24 maio 2012 | Notícia | Escrito por: Redação | Compartilhe

O deputado federal Fabio Trad (PMDB – MS), os senadores Waldemir Moka (PMDB – MS) e Delcidio do Amaral (PT – MS), o deputado federal Geraldo Resende (PMDB – MS) e o presidente da Acrissul, Chico Maia, fizeram nesta manhã uma visita ao Ministério da Justiça, onde se reuniram com técnicos da Secretaria de Direito Econômico defendendo regras que coíbam o monopólio dos frigoríficos no estado.

Trata-se de uma reação ao manifesto divulgado pelos produtores rurais nesta semana, segundo o qual o setor usa recursos públicos para monopolizar o mercado de carnes no país. Em Campo Grande, reunião promovida pela Associação dos Criadores de Mato Grosso do Sul (Acrissul), redigiu manifesto assinado por oito entidades do setor, no qual diz que o frigorífico JBS emprega recursos do Banco Nacional de Desenvolvimento Econômico e Social (BNDES), “para arrendar frigoríficos, que em seguida seriam fechados, causando desemprego, e para interferir no mercado regulando preços de compra desses insumos”. Havia 1.500 pecuaristas na reunião.

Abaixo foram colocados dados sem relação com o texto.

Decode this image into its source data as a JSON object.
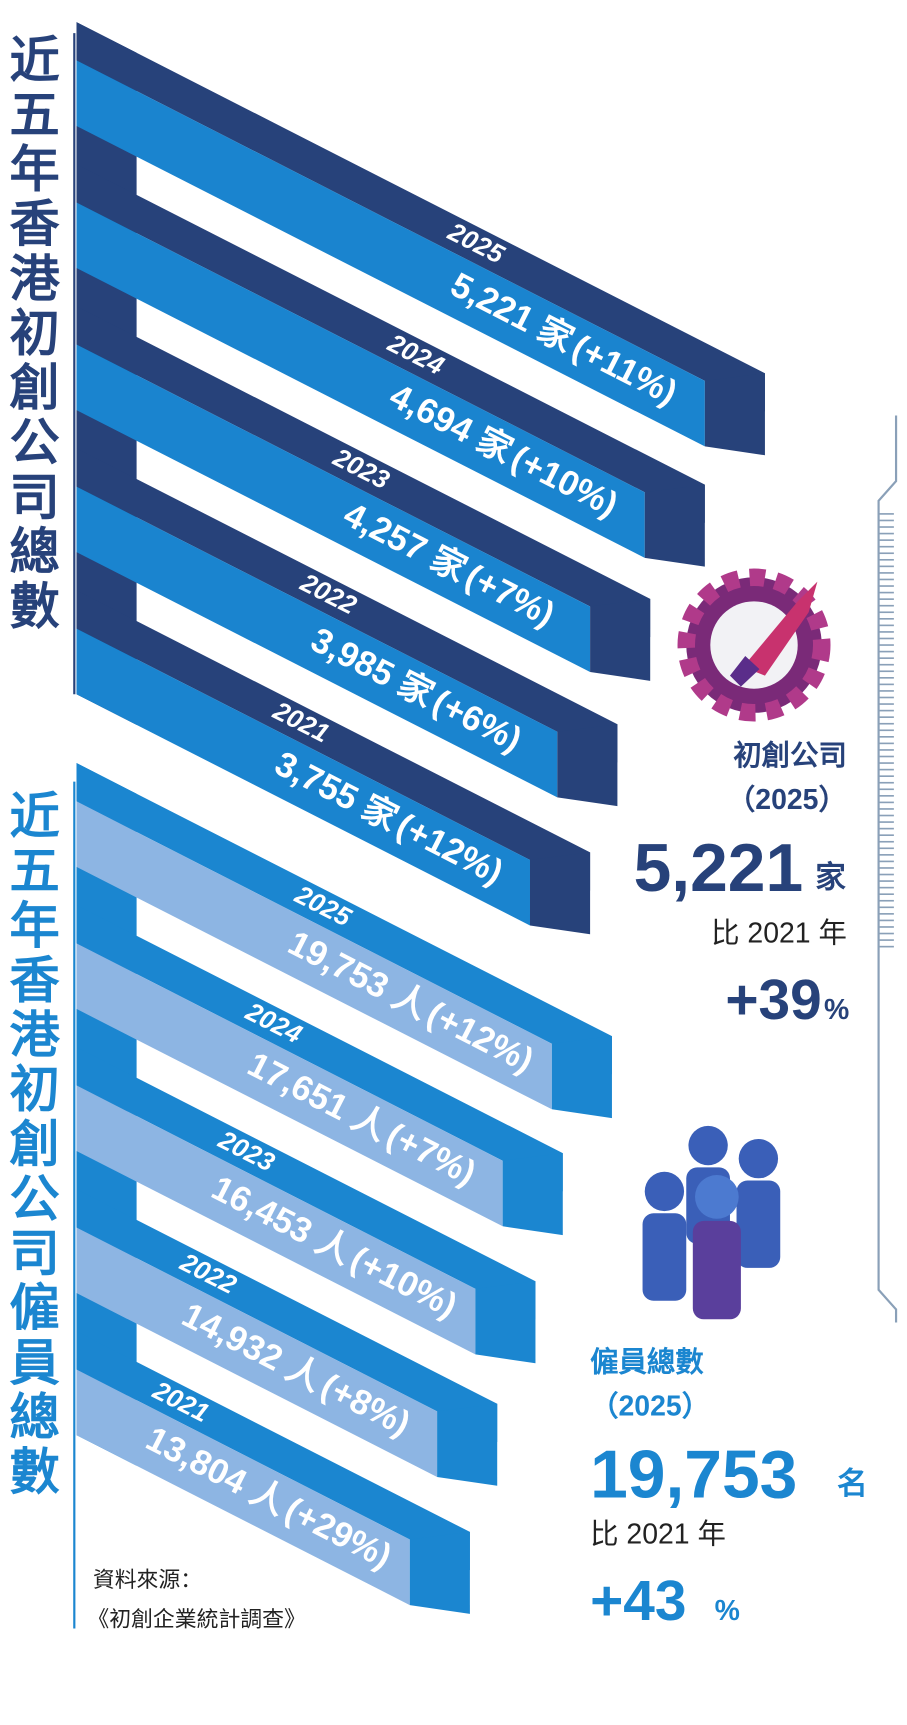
{
  "sections": [
    {
      "title": "近五年香港初創公司總數",
      "rows": [
        {
          "year": "2025",
          "count": "5,221 家",
          "change": "(+11%)"
        },
        {
          "year": "2024",
          "count": "4,694 家",
          "change": "(+10%)"
        },
        {
          "year": "2023",
          "count": "4,257 家",
          "change": "(+7%)"
        },
        {
          "year": "2022",
          "count": "3,985 家",
          "change": "(+6%)"
        },
        {
          "year": "2021",
          "count": "3,755 家",
          "change": "(+12%)"
        }
      ]
    },
    {
      "title": "近五年香港初創公司僱員總數",
      "rows": [
        {
          "year": "2025",
          "count": "19,753 人",
          "change": "(+12%)"
        },
        {
          "year": "2024",
          "count": "17,651 人",
          "change": "(+7%)"
        },
        {
          "year": "2023",
          "count": "16,453 人",
          "change": "(+10%)"
        },
        {
          "year": "2022",
          "count": "14,932 人",
          "change": "(+8%)"
        },
        {
          "year": "2021",
          "count": "13,804 人",
          "change": "(+29%)"
        }
      ]
    }
  ],
  "summary": [
    {
      "label": "初創公司",
      "year": "（2025）",
      "value": "5,221",
      "unit": "家",
      "compare": "比 2021 年",
      "change": "+39",
      "change_unit": "%"
    },
    {
      "label": "僱員總數",
      "year": "（2025）",
      "value": "19,753",
      "unit": "名",
      "compare": "比 2021 年",
      "change": "+43",
      "change_unit": "%"
    }
  ],
  "source": [
    "資料來源：",
    "《初創企業統計調查》"
  ]
}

Segundo os representantes do setor rural, já foram identificados casos de demissões e fechamentos de frigoríficos em Mato Grosso, Rondônia, Goiás, Acre, Mato Grosso do Sul e Pará. Maia prometeu fazer um levantamento completo dos dados e apresentar às autoridades para que sejam tomadas providências. O presidente da Acrissul, Chico Maia foi incisivo: “essas empresas têm plantas ociosas, trabalhando com 40% a 50% da sua capacidade e mesmo assim compram outros frigoríficos.” Diz ainda que a ação irá afetar o preço da carne no varejo, com aumento de preços ao consumidor. 

Para pontuar o que o setor pretende fazer, a carta fixa as principais diretrizes para frear a liberação de recursos públicos, através do BNDES, para capitalizar grupos frigoríficos “viabilizando seu crescimento e forte inserção em mercados estrangeiros”. Leia: “A concentração, alavancada com recursos públicos, afeta a rentabilidade do negócio pecuário e, consequentemente, dificulta a sustentabilidade do setor, baseada no tripé: ambientalmente correta, socialmente justa e economicamente viável”.

A chamada Carta de Campo Grande foi entregue à Frente Parlamentar da Agropecuária da Câmara Federal e do Senado para que o assunto seja levado ao governo federal. O senador Waldemir Moka disse que uma audiência pública está sendo preparada pelas comissões econômica e da agricultura das duas casas (Senado e Câmara Federal) com a presença dos grandes frigoríficos, como o JBS e o Marfrig, o CADE, o BNDES, e outros, para discutir a "liberação de recursos públicos para grandes empresas, que muitas vezes compram as unidades e as mantêm fechadas."